I'm "an overly literal twit"
So says the person who equated Gaiman/Avary/Zemeckis making Beowulf into a movie to spitting on one's grandmother. I responded to that comparison in much the same way I do in the entry below, and the response was this:
John, you are an overly literal twit. You will have a long and honored career as a teacher of English Literature!
(God, save us from over-educated fools! Thank you.)
One would expect better from an academic discussion on the appropriateness or lack thereof of adapting, rewriting, and/or translating a poem which was part of oral tradition, a tradition, I might add, that by definition engages in adaptation, re-"writing," and translation. And baring any intellectually informed response seeking to further the discussion, one would at least expect a ruder insult. I'm disappointed on both counts.

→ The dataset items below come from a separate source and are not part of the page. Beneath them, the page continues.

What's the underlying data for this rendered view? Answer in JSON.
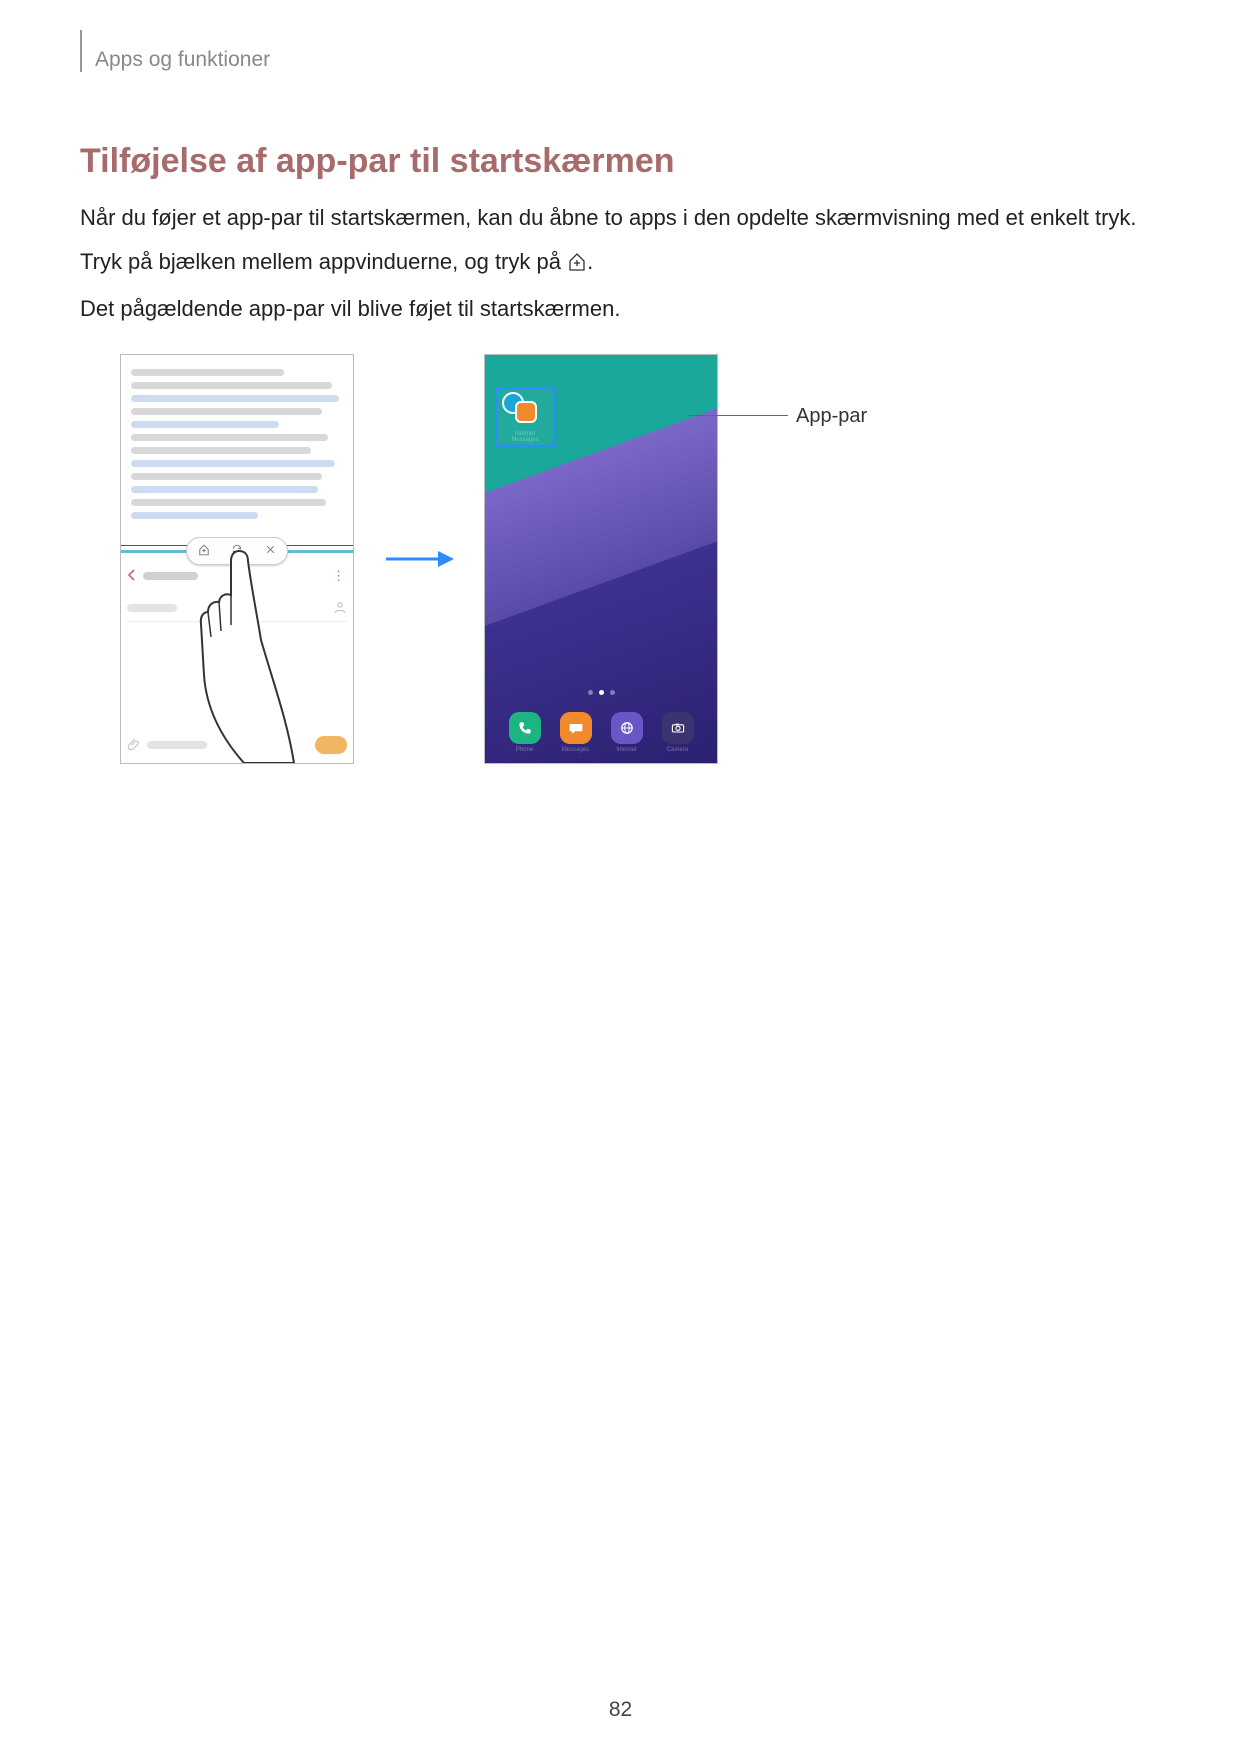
{
  "breadcrumb": "Apps og funktioner",
  "heading": "Tilføjelse af app-par til startskærmen",
  "paragraph1": "Når du føjer et app-par til startskærmen, kan du åbne to apps i den opdelte skærmvisning med et enkelt tryk.",
  "paragraph2_pre": "Tryk på bjælken mellem appvinduerne, og tryk på ",
  "paragraph2_post": ".",
  "paragraph3": "Det pågældende app-par vil blive føjet til startskærmen.",
  "callout": "App-par",
  "dock": {
    "phone": "Phone",
    "messages": "Messages",
    "internet": "Internet",
    "camera": "Camera"
  },
  "apppair_sublabels": {
    "line1": "Internet",
    "line2": "Messages"
  },
  "page_number": "82"
}
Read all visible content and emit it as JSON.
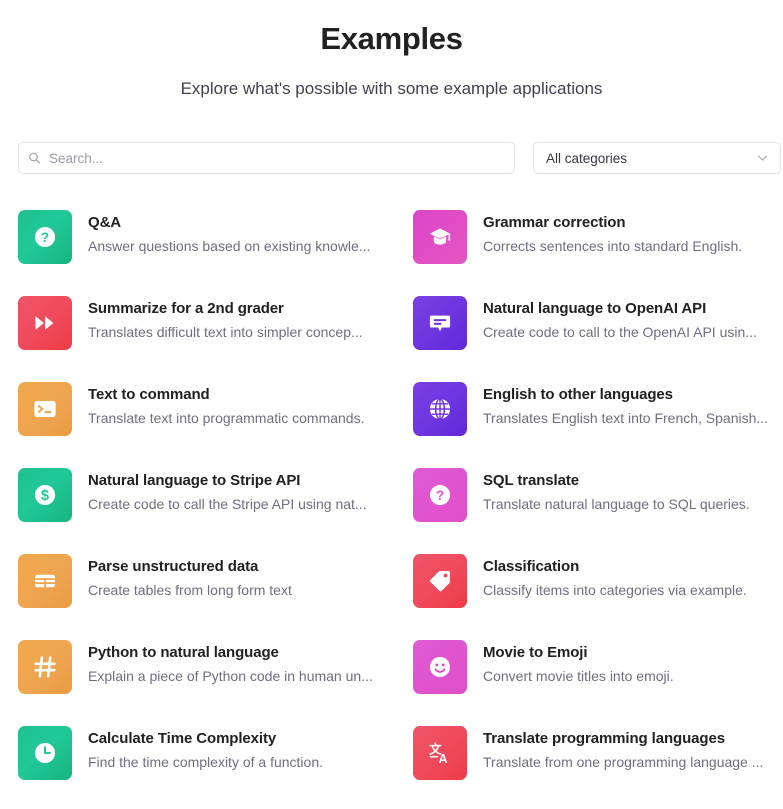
{
  "header": {
    "title": "Examples",
    "subtitle": "Explore what's possible with some example applications"
  },
  "search": {
    "placeholder": "Search...",
    "value": "",
    "icon": "search-icon"
  },
  "category_filter": {
    "selected": "All categories",
    "icon": "chevron-down-icon"
  },
  "examples": [
    {
      "title": "Q&A",
      "description": "Answer questions based on existing knowle...",
      "icon": "question-circle-icon",
      "color": "#20c997",
      "palette": "grad-green"
    },
    {
      "title": "Grammar correction",
      "description": "Corrects sentences into standard English.",
      "icon": "graduation-cap-icon",
      "color": "#e04cc6",
      "palette": "grad-pink"
    },
    {
      "title": "Summarize for a 2nd grader",
      "description": "Translates difficult text into simpler concep...",
      "icon": "fast-forward-icon",
      "color": "#f04a5c",
      "palette": "grad-red"
    },
    {
      "title": "Natural language to OpenAI API",
      "description": "Create code to call to the OpenAI API usin...",
      "icon": "chat-bubble-icon",
      "color": "#6d35df",
      "palette": "grad-purple"
    },
    {
      "title": "Text to command",
      "description": "Translate text into programmatic commands.",
      "icon": "terminal-icon",
      "color": "#efa550",
      "palette": "grad-orange"
    },
    {
      "title": "English to other languages",
      "description": "Translates English text into French, Spanish...",
      "icon": "globe-icon",
      "color": "#6d35df",
      "palette": "grad-purple"
    },
    {
      "title": "Natural language to Stripe API",
      "description": "Create code to call the Stripe API using nat...",
      "icon": "dollar-circle-icon",
      "color": "#20c997",
      "palette": "grad-green"
    },
    {
      "title": "SQL translate",
      "description": "Translate natural language to SQL queries.",
      "icon": "question-circle-icon",
      "color": "#e04fc8",
      "palette": "grad-magenta"
    },
    {
      "title": "Parse unstructured data",
      "description": "Create tables from long form text",
      "icon": "table-icon",
      "color": "#efa550",
      "palette": "grad-orange"
    },
    {
      "title": "Classification",
      "description": "Classify items into categories via example.",
      "icon": "tag-icon",
      "color": "#f04a5c",
      "palette": "grad-red"
    },
    {
      "title": "Python to natural language",
      "description": "Explain a piece of Python code in human un...",
      "icon": "hash-icon",
      "color": "#efa550",
      "palette": "grad-orange"
    },
    {
      "title": "Movie to Emoji",
      "description": "Convert movie titles into emoji.",
      "icon": "smiley-face-icon",
      "color": "#e04fc8",
      "palette": "grad-magenta"
    },
    {
      "title": "Calculate Time Complexity",
      "description": "Find the time complexity of a function.",
      "icon": "clock-icon",
      "color": "#20c997",
      "palette": "grad-green"
    },
    {
      "title": "Translate programming languages",
      "description": "Translate from one programming language ...",
      "icon": "translate-icon",
      "color": "#f04a5c",
      "palette": "grad-red"
    }
  ]
}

The discussion itself just gets weirder as it progresses. The movie -- a movie which hasn't even begun filming -- is crap not because anyone who is calling it crap knows anything about the movie other than which actors are playing which parts, but because Beowulf is a sacred text that can't be made into a movie. Of course, most are denying holding this position. Instead, they explain how the movie has created unnecessary back-story (of course, we don't know this because the movie hasn't been made and we haven't seen the script), how it has bastardized the poem to the point of committing violence to the text (again, while this is forcefully asserted, it is pure conjecture with no factual support), how the "dumb masses" -- yes, those words were used -- will latch on to these films, this "anti-Beowulf," and how we Beowulf scholars will become critically voiceless just as all "discerning" Lord of the Rings readers have become critically voiceless in this post-Peter Jackson era.
*blinks* Huh?
As one who has been formally studying The Lord of the Rings as an academic since 1995 and as one who has taught The Lord of the Rings and other Tolkien works on and off since 1997, I'm pretty sure the movies haven't made me, or any Tolkienist, voiceless, critically or otherwise. In fact, based on the number of books about Tolkien which have come out since 2001, let alone other things such as the launch of The Tolkien Studies journal, National Geographic's documentary and Web site (plus all the other documentaries in which Tolkien scholars are interviewed, least of not which are the LotR DVDs themselves), all the public lectures Tolkien scholars gave over the last five years (my dissertation director, Tom Shippey was regularly traveling to give lectures on Tolkien for quite some time), the in-progress Tolkien encyclopedia being edited by Michael Drout, the increase in Tolkien courses being taught in colleges and universities, all the media interviews Tolkien scholars gave -- hell, I was interviewed by the staff of an Oregon university student newspaper after the first movie came out because they found my 2001 Tolkien syllabus online. And I'm regularly pumped for information about and my opinions of Tolkien, the books, and the movies when people learn that I've been teaching and studying Tolkien for years and that Tom Shippey, author of The Road to Middle-earth and J.R.R. Tolkien: Author of the Century, consultant to the Jackson movies, and one of the talking heads on the DVDs, is my dissertation director. The Lord of the Rings movies have vastly increased both the platform from which Tolkienists may speak and the audience interested in hearing what we have to say. They have in no way made us critically voiceless.
It's madness, all this outrage over movies being made of literary texts. Maybe it's the full moon?
Or maybe I'm making too much of the whole thing. I am, after all, an overly literal twit.
Roger Avary | Beowulf | Michael Drout | Neil Gaiman | Tom Shippey | J.R.R. Tolkien | Robert Zemeckis
2 Comments:
Hey! I like it. Next time you're in a scholarly debate that makes you want to tear your hair out (or how about just a tenure meeting?), you can turn to your colleague and say, "James/Jane, you overly literal twit."
I think you're onto something here.
I found your two Beowulf posts from a LJ link from a link in Neil Gaiman's journal... just so you know.
You sound like the kind of grad student/future English professor I hope to become. And if I were to call you an overly literal twit, I'd mean it as a compliment.